Когда он достиг уже своей скандальной известности, повсюду говорили и писали, что он далеко не исчерпал всех легальных возможностей, прежде чем взять закон в свои руки. Это не совсем верно. Он посетил трех адвокатов, рекомендованных ему Отцом. Все трое отказались представлять его, ограничившись благими советами забрать свой автомобиль, пока его совсем не разрушили, и забыть все это дело.
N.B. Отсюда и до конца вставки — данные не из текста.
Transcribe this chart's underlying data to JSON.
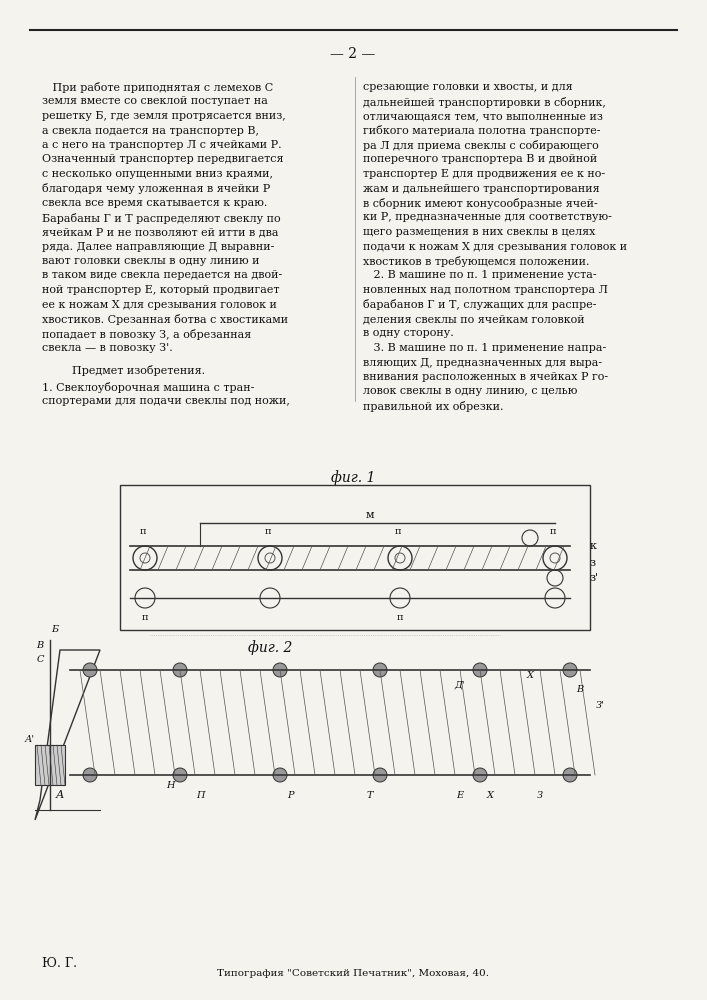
{
  "page_number": "2",
  "bg_color": "#f5f3ee",
  "top_line_color": "#222222",
  "text_color": "#111111",
  "left_column_text": [
    "   При работе приподнятая с лемехов С",
    "земля вместе со свеклой поступает на",
    "решетку Б, где земля протрясается вниз,",
    "а свекла подается на транспортер В,",
    "а с него на транспортер Л с ячейками Р.",
    "Означенный транспортер передвигается",
    "с несколько опущенными вниз краями,",
    "благодаря чему уложенная в ячейки Р",
    "свекла все время скатывается к краю.",
    "Барабаны Г и Т распределяют свеклу по",
    "ячейкам Р и не позволяют ей итти в два",
    "ряда. Далее направляющие Д выравни-",
    "вают головки свеклы в одну линию и",
    "в таком виде свекла передается на двой-",
    "ной транспортер Е, который продвигает",
    "ее к ножам Х для срезывания головок и",
    "хвостиков. Срезанная ботва с хвостиками",
    "попадает в повозку З, а обрезанная",
    "свекла — в повозку З'."
  ],
  "right_column_text": [
    "срезающие головки и хвосты, и для",
    "дальнейшей транспортировки в сборник,",
    "отличающаяся тем, что выполненные из",
    "гибкого материала полотна транспорте-",
    "ра Л для приема свеклы с собирающего",
    "поперечного транспортера В и двойной",
    "транспортер Е для продвижения ее к но-",
    "жам и дальнейшего транспортирования",
    "в сборник имеют конусообразные ячей-",
    "ки Р, предназначенные для соответствую-",
    "щего размещения в них свеклы в целях",
    "подачи к ножам Х для срезывания головок и",
    "хвостиков в требующемся положении.",
    "   2. В машине по п. 1 применение уста-",
    "новленных над полотном транспортера Л",
    "барабанов Г и Т, служащих для распре-",
    "деления свеклы по ячейкам головкой",
    "в одну сторону.",
    "   3. В машине по п. 1 применение напра-",
    "вляющих Д, предназначенных для выра-",
    "внивания расположенных в ячейках Р го-",
    "ловок свеклы в одну линию, с целью",
    "правильной их обрезки."
  ],
  "predmet_title": "Предмет изобретения.",
  "predmet_item1": "1. Свеклоуборочная машина с тран-\nспортерами для подачи свеклы под ножи,",
  "fig1_label": "фиг. 1",
  "fig2_label": "фиг. 2",
  "footer_left": "Ю. Г.",
  "footer_center": "Типография \"Советский Печатник\", Моховая, 40."
}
Он, однако, настаивал, что не собирается забывать, но, напротив, хочет возбудить дело против "Эмеральдовского движка".
Отец лично телефонировал одному из этих адвокатов, который когда-то представлял его фирму. "Послушайте, – сказал ему адвокат, – вы можете ведь сами пойти с ним, когда начнется слушание дела. Я вам не нужен. Когда владелец собственности в этом городе поддерживает негра в подобных делах, обвинение обычно снимается". – "Но он хлопочет не об оправдании, – возразил Отец, – он сам хочет привлечь к суду". В этот момент какое-то очень важное дело отвлекло адвоката, и он заговорил в сторону. "Всегда к вашим услугам", – скороговоркой сказал он Отцу и отзвонился.